In the setting aside application, the Applicants argued that because Haldia was in insolvency proceedings in India, the outcome of the dispute would affect the interests of third parties beyond the immediate parties e.g. the creditors of Haldia.  However, this argument was rejected by the Court, which took into account the fact that Haldia was not a party to the arbitration, and found that its insolvency was irrelevant to the issues in dispute.

The Applicants had also argued that the arbitration concerned issues of illegality under Indian law, which the Applicants argued were not arbitrable in Singapore.

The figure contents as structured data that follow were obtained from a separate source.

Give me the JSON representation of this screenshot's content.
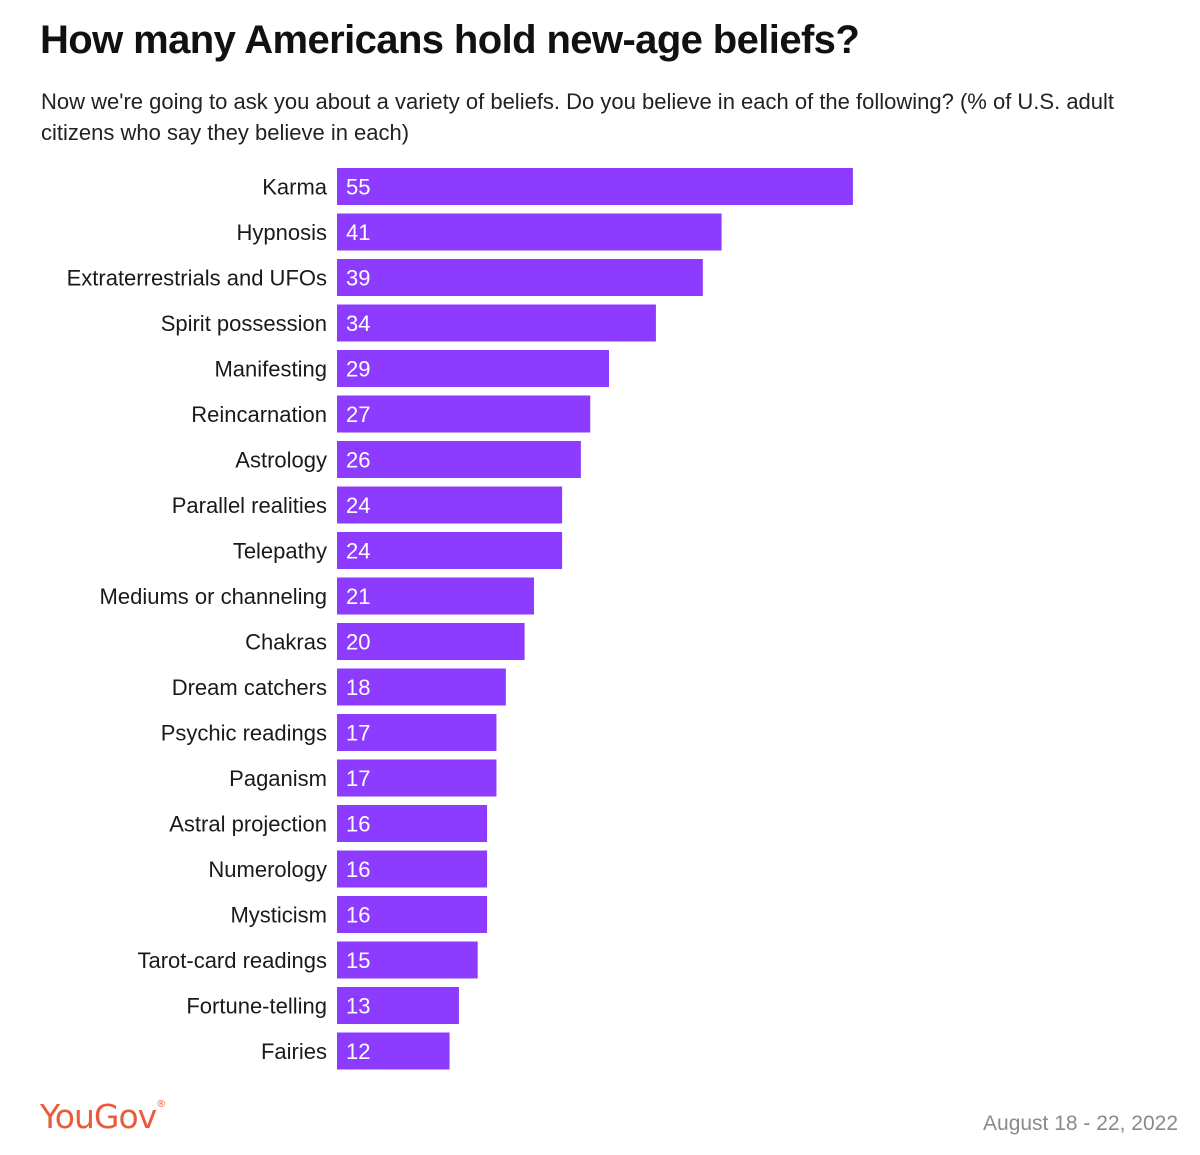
{
  "title": "How many Americans hold new-age beliefs?",
  "subtitle": "Now we're going to ask you about a variety of beliefs. Do you believe in each of the following? (% of U.S. adult citizens who say they believe in each)",
  "footer": {
    "logo_text": "YouGov",
    "logo_mark": "®",
    "date": "August 18 - 22, 2022"
  },
  "colors": {
    "bar": "#8c3bff",
    "logo": "#ec5a3c",
    "date": "#8a8a8a"
  },
  "chart_data": {
    "type": "bar",
    "orientation": "horizontal",
    "categories": [
      "Karma",
      "Hypnosis",
      "Extraterrestrials and UFOs",
      "Spirit possession",
      "Manifesting",
      "Reincarnation",
      "Astrology",
      "Parallel realities",
      "Telepathy",
      "Mediums or channeling",
      "Chakras",
      "Dream catchers",
      "Psychic readings",
      "Paganism",
      "Astral projection",
      "Numerology",
      "Mysticism",
      "Tarot-card readings",
      "Fortune-telling",
      "Fairies"
    ],
    "values": [
      55,
      41,
      39,
      34,
      29,
      27,
      26,
      24,
      24,
      21,
      20,
      18,
      17,
      17,
      16,
      16,
      16,
      15,
      13,
      12
    ],
    "value_labels": [
      "55",
      "41",
      "39",
      "34",
      "29",
      "27",
      "26",
      "24",
      "24",
      "21",
      "20",
      "18",
      "17",
      "17",
      "16",
      "16",
      "16",
      "15",
      "13",
      "12"
    ],
    "unit": "%",
    "axis_visible": false,
    "grid": false,
    "legend": "none"
  }
}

This argument was rejected by the Court, which held that such disputes, insofar as they related to the contractual liability of parties under a civil contract, were capable of arbitration and were routinely subject to arbitration.

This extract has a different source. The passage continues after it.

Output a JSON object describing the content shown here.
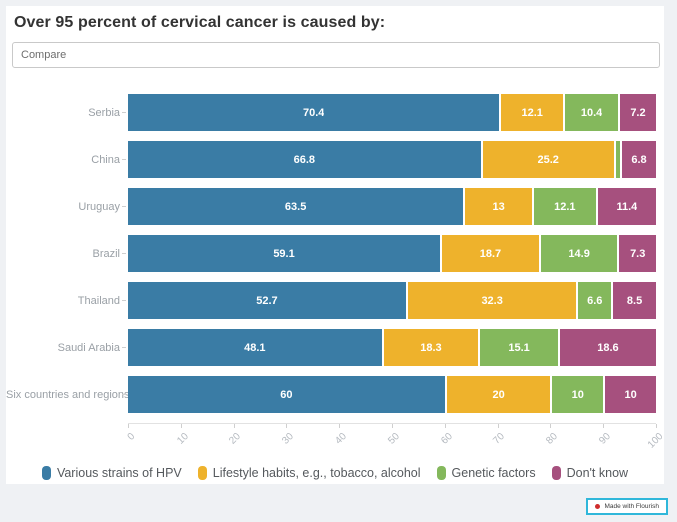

Inability to present case and breach of the rules of natural justice

As summarised above, the Applicants had complained of various procedural decisions made by the Tribunal in the arbitration e.g. its refusal to adjourn the final hearing below, arguing that the rules of natural justice had been breached. In its decision, the Court noted that the threshold for a finding of breach of natural justice is a high one, and it is only in “exceptional cases” that a court will find that threshold crossed. It held that on the facts, what the tribunal did fell “within the range of what a reasonable and fair-minded tribunal in those circumstances might have done”. Amongst other things, the Court found that:

  1. The Applicants’ application for an adjournment of the final arbitral hearing was made at the eleventh-hour, in circumstances where the hearing dates had been fixed some 3-4 months prior, and the Tribunal’s decision to refuse the adjourn was well within its discretion and consistent with the fair conduct of the arbitral proceedings. Further, on the facts, the Applicants suffered no prejudice by the refusal of the adjournment, as their counsel had ample time to prepare for and conduct the final hearing.
  2. The Tribunal’s dismissal of the Applicants’ application to exclude the evidence of the Respondents’ Indian law expert was similarly within the Tribunal’s discretion and there was no prejudice to the Applicants in the conduct of their case.

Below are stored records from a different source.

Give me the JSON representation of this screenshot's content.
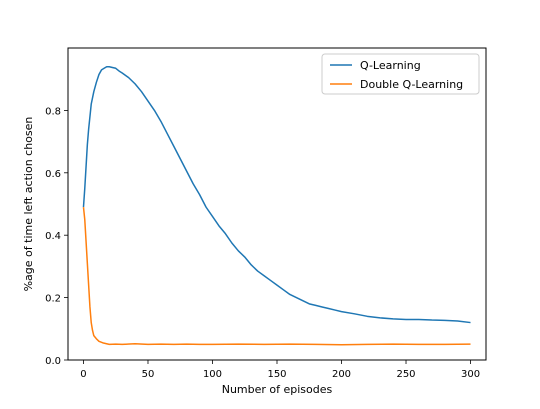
{
  "chart_data": {
    "type": "line",
    "title": "",
    "xlabel": "Number of episodes",
    "ylabel": "%age of time left action chosen",
    "xlim": [
      -12,
      312
    ],
    "ylim": [
      0.0,
      1.0
    ],
    "xticks": [
      0,
      50,
      100,
      150,
      200,
      250,
      300
    ],
    "xtick_labels": [
      "0",
      "50",
      "100",
      "150",
      "200",
      "250",
      "300"
    ],
    "yticks": [
      0.0,
      0.2,
      0.4,
      0.6,
      0.8
    ],
    "ytick_labels": [
      "0.0",
      "0.2",
      "0.4",
      "0.6",
      "0.8"
    ],
    "grid": false,
    "legend_position": "upper-right",
    "series": [
      {
        "name": "Q-Learning",
        "color": "#1f77b4",
        "x": [
          0,
          1,
          2,
          3,
          4,
          5,
          6,
          8,
          10,
          12,
          14,
          16,
          18,
          20,
          22,
          25,
          28,
          30,
          35,
          40,
          45,
          50,
          55,
          60,
          65,
          70,
          75,
          80,
          85,
          90,
          95,
          100,
          105,
          110,
          115,
          120,
          125,
          130,
          135,
          140,
          145,
          150,
          155,
          160,
          165,
          170,
          175,
          180,
          185,
          190,
          195,
          200,
          210,
          220,
          230,
          240,
          250,
          260,
          270,
          280,
          290,
          300
        ],
        "y": [
          0.49,
          0.55,
          0.62,
          0.69,
          0.74,
          0.78,
          0.82,
          0.86,
          0.89,
          0.915,
          0.93,
          0.935,
          0.94,
          0.94,
          0.938,
          0.935,
          0.925,
          0.92,
          0.905,
          0.885,
          0.86,
          0.83,
          0.8,
          0.765,
          0.725,
          0.685,
          0.645,
          0.605,
          0.565,
          0.53,
          0.49,
          0.46,
          0.43,
          0.405,
          0.375,
          0.35,
          0.33,
          0.305,
          0.285,
          0.27,
          0.255,
          0.24,
          0.225,
          0.21,
          0.2,
          0.19,
          0.18,
          0.175,
          0.17,
          0.165,
          0.16,
          0.155,
          0.148,
          0.14,
          0.135,
          0.132,
          0.13,
          0.13,
          0.128,
          0.127,
          0.125,
          0.12
        ]
      },
      {
        "name": "Double Q-Learning",
        "color": "#ff7f0e",
        "x": [
          0,
          1,
          2,
          3,
          4,
          5,
          6,
          7,
          8,
          10,
          12,
          15,
          20,
          25,
          30,
          40,
          50,
          60,
          70,
          80,
          90,
          100,
          120,
          140,
          160,
          180,
          200,
          220,
          240,
          260,
          280,
          300
        ],
        "y": [
          0.49,
          0.45,
          0.38,
          0.31,
          0.24,
          0.17,
          0.12,
          0.095,
          0.078,
          0.068,
          0.06,
          0.055,
          0.05,
          0.051,
          0.05,
          0.052,
          0.05,
          0.051,
          0.05,
          0.051,
          0.05,
          0.05,
          0.051,
          0.05,
          0.051,
          0.05,
          0.049,
          0.05,
          0.051,
          0.05,
          0.05,
          0.051
        ]
      }
    ]
  }
}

With respect to the Applicants’ argument in relation to the Tribunal’s award of damages, this argument was unequivocally dismissed by the Court, which found that the issue was part of the pleadings, evidence and submissions.  The Court held that Tribunal had considered and determined the claim as presented to him, and whether or not he was correct in that determination is not in issue in the setting aside application.  

Conclusion

The Singapore International Commercial Court’s decision underscores Singapore’s commitment to the policy of minimal curial intervention and respect for the arbitral process. Arguments on scope, arbitrability and natural justice will be carefully scrutinised against the background of vigilance against disappointed parties attempting a “back-door” appeal. In line with Singapore’s reputation for judicial efficiency, the Court will also not allow its processes to be abused in a manner such as to delay or drag-out setting aside proceedings.

 

 

[1] In a parallel argument, the Applicants argued that because the Tribunal had been constituted under the SPAs and First Letter Agreement, it was not in accordance with the “correct’ arbitration agreement (being, on the Applicants’ case, the SSHAs).